UK think tanks see lower 2nd quarter growth driven by NCR COVID-19 surge
MANILA, Philippines—Two UK-based economic think tanks are seeing the Philippines’ second quarter 2021 output to shrink compared to first quarter gross domestic product (GDP) following more stringent quarantine measures in National Capital Region (NCR) Plus, which accounts for half of the economy.
In a May 26 report, Capital Economics said the Philippines’ second quarter GDP would likely contract by 3 percent quarter-on-quarter.

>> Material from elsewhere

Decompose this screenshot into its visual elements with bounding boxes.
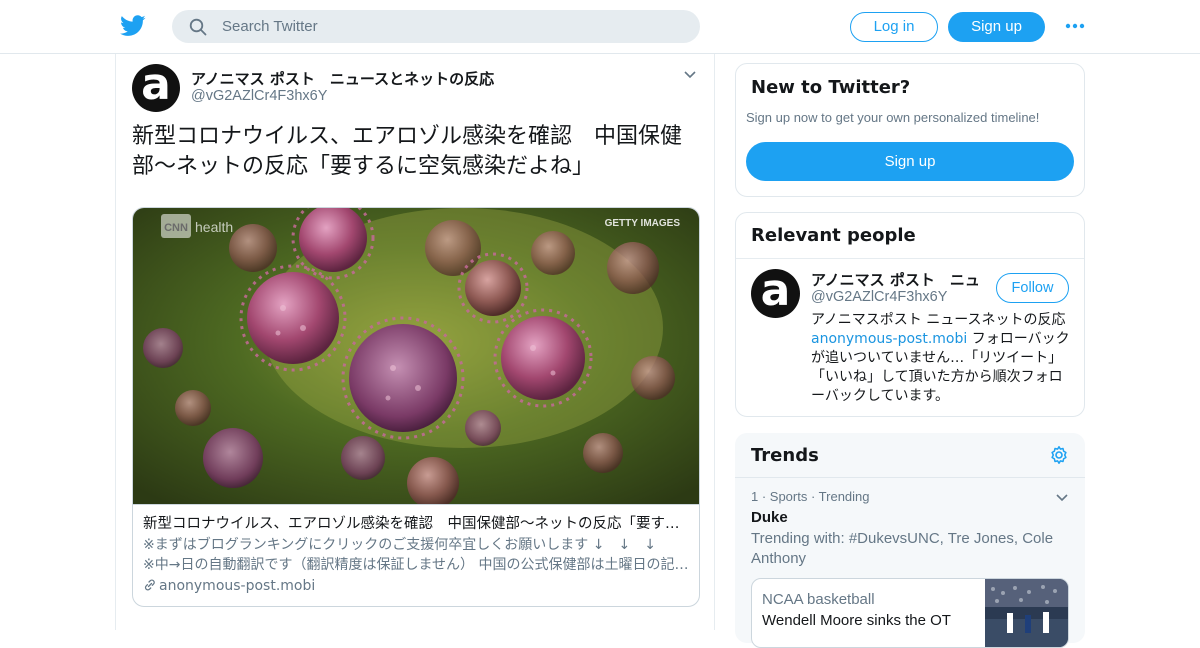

“This quarter, tight containment measures have been introduced across much of the country in response to a surge in infections,” said the report authored by Gareth Leather, Capital Economics senior Asia economist, Alex Holmes, Asia economist and Sophie Oudea, research assistant.
The looming quarter-on-quarter decline in GDP would end three straight quarters of growth since the trough in the second quarter of 2020 when 75 percent of the economy froze at the height of the longest and most stringent COVID-19 lockdown in Asia.
The gradual easing of quarantine restrictions had allowed quarter-on-quarter growth of 8 percent in the third quarter of 2020, followed by 5.6-percent expansion during the fourth quarter.
In the first quarter of 2021, the economy eked out a mere 0.3-percent increase in output compared to the previous quarter’s GDP.
For the entire 2021, Capital Economics projected GDP to grow 6 percent— at the lower end of the government’s downscaled 6-7 percent growth target.
Growth in 2021 would nonetheless keep the Philippines’ GDP about 1-percent below the pre-pandemic-induced recession level in 2019, Capital Economics said.
In a separate report, Pantheon Macroeconomics senior Asia economist Miguel Chanco said the Philippines’ second-quarter GDP was estimated to shrink by 0.6 percent quarter-on-quarter as he blamed the “second wave” of coronavirus infections.
“A robust third-quarter bounce looks unlikely, too, given the multiple headwinds facing households,” Chanco said.
Chanco projected full-year GDP growth at 5.4 percent, beneath the government’s goal.
For Chanco, inflation would be a “bigger problem” for Filipino consumers in the second half of 2021, as he estimated the rate of increase in prices of basic commodities to shoot up to an average of 5 percent—above the manageable target band of 2-4 percent—by yearend.